Everyone is a people person until people are the problem. Almost all problems at work have a human aspect. That means solving people problems is a key problem solving skill.
The Secret To Solving People Problems
The secret to solving people problems effectively at work is finding the viewpoint from which all are right. The best solutions lie here. Now, this does not mean partially right. It means completely right.
Macro Work Example Solving People Problems
The secret’s practicality hit me when a customer survey said the client’s service people did not discuss new products with customers. Yet, the client had spent money and time to make sure and to verify that they did.

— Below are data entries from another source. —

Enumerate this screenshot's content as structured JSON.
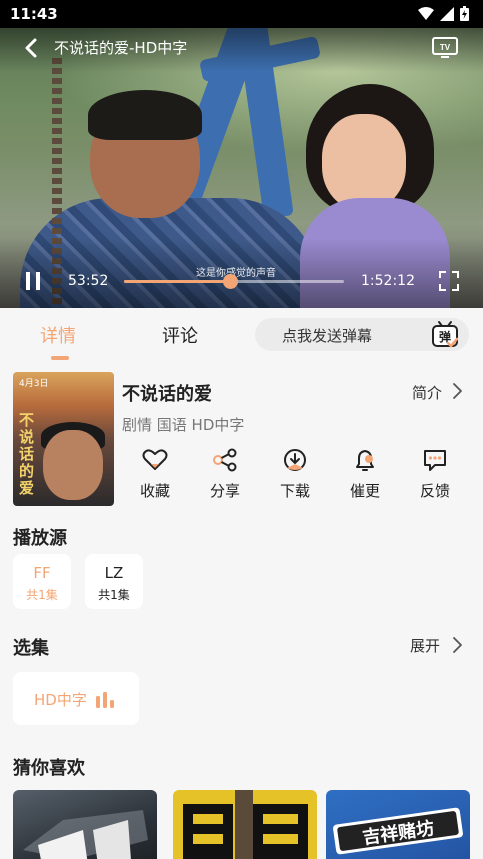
{
  "status_bar": {
    "time": "11:43"
  },
  "player": {
    "title": "不说话的爱-HD中字",
    "current_time": "53:52",
    "total_time": "1:52:12",
    "progress": 0.48,
    "subtitle": "这是你感觉的声音"
  },
  "tabs": {
    "detail": "详情",
    "comment": "评论",
    "danmaku_placeholder": "点我发送弹幕",
    "danmaku_icon_text": "弹"
  },
  "movie": {
    "title": "不说话的爱",
    "meta": "剧情 国语 HD中字",
    "intro_label": "简介",
    "poster_title": "不说话的爱",
    "poster_date": "4月3日"
  },
  "actions": [
    {
      "label": "收藏",
      "icon": "heart-icon"
    },
    {
      "label": "分享",
      "icon": "share-icon"
    },
    {
      "label": "下载",
      "icon": "download-icon"
    },
    {
      "label": "催更",
      "icon": "bell-icon"
    },
    {
      "label": "反馈",
      "icon": "feedback-icon"
    }
  ],
  "sources": {
    "title": "播放源",
    "items": [
      {
        "name": "FF",
        "count": "共1集",
        "active": true
      },
      {
        "name": "LZ",
        "count": "共1集",
        "active": false
      }
    ]
  },
  "episodes": {
    "title": "选集",
    "expand_label": "展开",
    "items": [
      {
        "label": "HD中字",
        "playing": true
      }
    ]
  },
  "recommend": {
    "title": "猜你喜欢",
    "items": [
      {
        "poster_text": ""
      },
      {
        "poster_text": ""
      },
      {
        "poster_text": "吉祥赌坊"
      }
    ]
  },
  "colors": {
    "accent": "#f4a575",
    "background": "#f6f6f6",
    "card": "#ffffff"
  }
}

So, how could both be right? How could customers not receive new product info while the service people did share it? The short answer was that service people did share the new info but the customers did not recall it.

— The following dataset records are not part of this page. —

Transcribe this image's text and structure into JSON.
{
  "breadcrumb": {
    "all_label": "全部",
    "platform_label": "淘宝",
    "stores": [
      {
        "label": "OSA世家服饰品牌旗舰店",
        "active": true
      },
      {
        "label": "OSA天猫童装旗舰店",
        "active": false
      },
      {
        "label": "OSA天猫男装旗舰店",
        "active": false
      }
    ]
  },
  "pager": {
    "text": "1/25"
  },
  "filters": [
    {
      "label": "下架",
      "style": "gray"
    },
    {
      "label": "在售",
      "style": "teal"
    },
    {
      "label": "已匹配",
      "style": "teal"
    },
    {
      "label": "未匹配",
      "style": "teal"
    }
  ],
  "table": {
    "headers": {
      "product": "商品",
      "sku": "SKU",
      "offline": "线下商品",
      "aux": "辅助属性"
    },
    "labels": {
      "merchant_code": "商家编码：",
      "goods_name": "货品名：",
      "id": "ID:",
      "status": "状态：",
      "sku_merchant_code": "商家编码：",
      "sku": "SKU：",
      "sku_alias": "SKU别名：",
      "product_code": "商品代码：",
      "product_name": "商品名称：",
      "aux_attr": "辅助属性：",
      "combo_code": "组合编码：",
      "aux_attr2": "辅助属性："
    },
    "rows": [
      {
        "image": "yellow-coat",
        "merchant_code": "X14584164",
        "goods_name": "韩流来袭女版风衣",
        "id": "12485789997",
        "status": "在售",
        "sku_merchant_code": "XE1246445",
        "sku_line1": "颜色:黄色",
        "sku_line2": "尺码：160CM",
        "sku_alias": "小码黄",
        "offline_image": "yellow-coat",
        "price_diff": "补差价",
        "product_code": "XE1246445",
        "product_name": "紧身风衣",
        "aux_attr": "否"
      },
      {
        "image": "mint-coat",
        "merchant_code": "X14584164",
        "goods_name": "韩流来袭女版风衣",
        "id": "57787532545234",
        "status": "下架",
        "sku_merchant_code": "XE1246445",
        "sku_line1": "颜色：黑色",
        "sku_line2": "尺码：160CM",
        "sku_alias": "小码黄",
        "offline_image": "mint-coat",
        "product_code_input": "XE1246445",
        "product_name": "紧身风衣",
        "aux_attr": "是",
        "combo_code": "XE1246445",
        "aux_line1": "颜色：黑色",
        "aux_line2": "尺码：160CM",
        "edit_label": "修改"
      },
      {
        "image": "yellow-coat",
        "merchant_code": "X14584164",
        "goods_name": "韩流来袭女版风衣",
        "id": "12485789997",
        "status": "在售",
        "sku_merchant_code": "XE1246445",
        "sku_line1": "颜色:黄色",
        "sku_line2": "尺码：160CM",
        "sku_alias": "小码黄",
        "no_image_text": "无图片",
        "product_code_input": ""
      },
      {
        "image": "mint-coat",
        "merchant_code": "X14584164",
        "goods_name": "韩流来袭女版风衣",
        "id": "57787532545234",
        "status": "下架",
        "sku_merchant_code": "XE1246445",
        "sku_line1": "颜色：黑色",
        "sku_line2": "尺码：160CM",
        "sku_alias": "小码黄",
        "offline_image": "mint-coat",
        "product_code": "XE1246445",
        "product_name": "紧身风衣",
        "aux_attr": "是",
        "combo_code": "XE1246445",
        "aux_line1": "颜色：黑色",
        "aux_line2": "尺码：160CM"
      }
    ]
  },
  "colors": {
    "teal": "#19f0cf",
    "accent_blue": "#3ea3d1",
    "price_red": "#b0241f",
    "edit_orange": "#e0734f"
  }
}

So, the solution was to shore up the documentation in and after service meetings. That included correspondence prior to the meeting, agendas and material given during it and correspondence after it. All sought to reinforce what the service people said in the meeting.
Micro Work Example Solving People Problems
In another case, a manager complained about her top machine operator showing up a few minutes late too often. The employee thought her manager did not appreciate her. She was nit-picky and mean.
After I discussed a “nicer” approach with the manager, she said, “In other words, you want me to baby her.”
I replied, “Yes, try it. You will think it’s babying but she won’t. She’ll just think you’re being nice to her. After all, this is your top operator. If she wants to be babied, then do it if it’ll solve her showing up a few minutes late.”
Avoiding Right-Wrong Trap
Solving people problems means avoiding the right-wrong trap. Under pressure, defenses go up. Seeing things as black or white, right or wrong tempts us. That trap though forces us to take sides.
Even if the situation involves rules or instructions, people read them differently. It shows up as miscommunication. That’s why reinforcing messages – such as in the macro example – helps.
All computers see things as some form of ones and zeroes, yes and no, right and wrong. People don’t. They see things differently and still work together. Computers can’t. They crash. The secret to solving people problems is don’t treat them like computers.